NFL scouts scour over film on every possible prospect eligible for the upcoming draft. During draft weekend not all the players that hear their names called had an opportunity to showcase their skills at the NFL Combine. The NFL Dream is alive and well for many college seniors.
Earlier this week we had a chance to talk to a couple of prospects that were in Indy at the combine, Penn State's Nathan Stupar and UConn's Kashif Moore. But this time we're chatting with a player that had to wait for his schools pro day to show what he can do. Rutgers offensive tackle Desmond Stapleton.
Windy City Gridiron - Do you feel it was a set back to your professional aspirations not getting the Combine invite?
Desmond Stapleton - No, it was a reality check that I have to continue to work hard. It was motivation to prove that I could compete on the same level as the more elite guys in the league.
WCG - Is there one area of your game that you've really been working to improve on before the draft?
DS - Yes, I have worked on being more versatile so that if need be, I can play all five positions on the line. Also, striking and bending is a focal point in my game.
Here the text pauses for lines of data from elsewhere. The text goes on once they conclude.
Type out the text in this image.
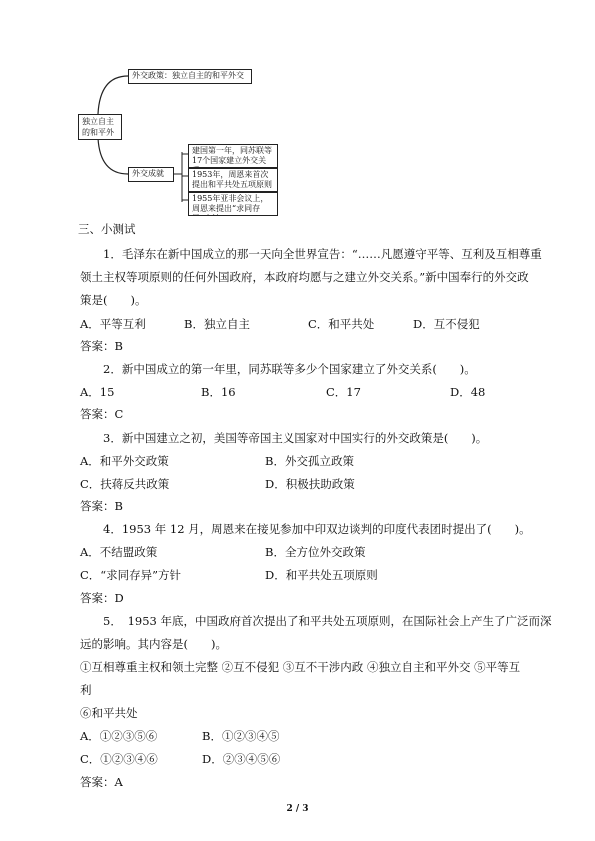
独立自主的和平外
外交政策：独立自主的和平外交
外交成就
建国第一年，同苏联等17个国家建立外交关
1953年，周恩来首次提出和平共处五项原则
1955年亚非会议上，周恩来提出“求同存
三、小测试
1．毛泽东在新中国成立的那一天向全世界宣告：“……凡愿遵守平等、互利及互相尊重
领土主权等项原则的任何外国政府，本政府均愿与之建立外交关系。”新中国奉行的外交政
策是(　　)。
A．平等互利	B．独立自主	C．和平共处	D．互不侵犯
答案：B
2．新中国成立的第一年里，同苏联等多少个国家建立了外交关系(　　)。
A．15	B．16	C．17	D．48
答案：C
3．新中国建立之初，美国等帝国主义国家对中国实行的外交政策是(　　)。
A．和平外交政策	B．外交孤立政策
C．扶蒋反共政策	D．积极扶助政策
答案：B
4．1953 年 12 月，周恩来在接见参加中印双边谈判的印度代表团时提出了(　　)。
A．不结盟政策	B．全方位外交政策
C．“求同存异”方针	D．和平共处五项原则
答案：D
5．　1953 年底，中国政府首次提出了和平共处五项原则，在国际社会上产生了广泛而深
远的影响。其内容是(　　)。
①互相尊重主权和领土完整 ②互不侵犯 ③互不干涉内政 ④独立自主和平外交 ⑤平等互
利
⑥和平共处
A．①②③⑤⑥	B．①②③④⑤
C．①②③④⑥	D．②③④⑤⑥
答案：A
2 / 3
WCG - Did you do the position drills at the Rutgers pro day, and if so how do you think you did?
DS - Yes, I was involved in the position drills at Rutgers pro day and I felt like I did well. I felt like I excelled in snapping and driving. I also felt good kicking and powering down. Pulling was ok, but could have been a little sharper after reviewing the film. Overall, I feel positive about my performance at the Rutgers pro day.
WCG - What kind of advantage do you think it is for you having a brother that already played in the NFL? (Stapleton's brother Darnell was the starting guard for the Pittsburghduring their 2008 Super Bowl run.)
DS - I think by having a brother that played in the league, I immediately became a smarter player, whether it's defensive tips or learning the basic concepts of an NFLs offensive line play. We are constantly talking about the differences in college and NFL play.
Secondly, I have a mentor that actually played and was successful which allows me to correct the mistakes that I am making now. This will ultimately make me a better player.
WCG - What type of blocking scheme did you have at Rutgers?
DS - Since I've been at Rutgers, the personality of the offensive is Power, which is a gap scheme. However, we do have our share of strong and weak side lead zone.
WCG - What do you envision as your best NFL position?
DS - I envision myself playing offensive tackle. I feel as though I can move in space and play aggressive in the run.
Thanks to Desmond for taking some time to answer our questions.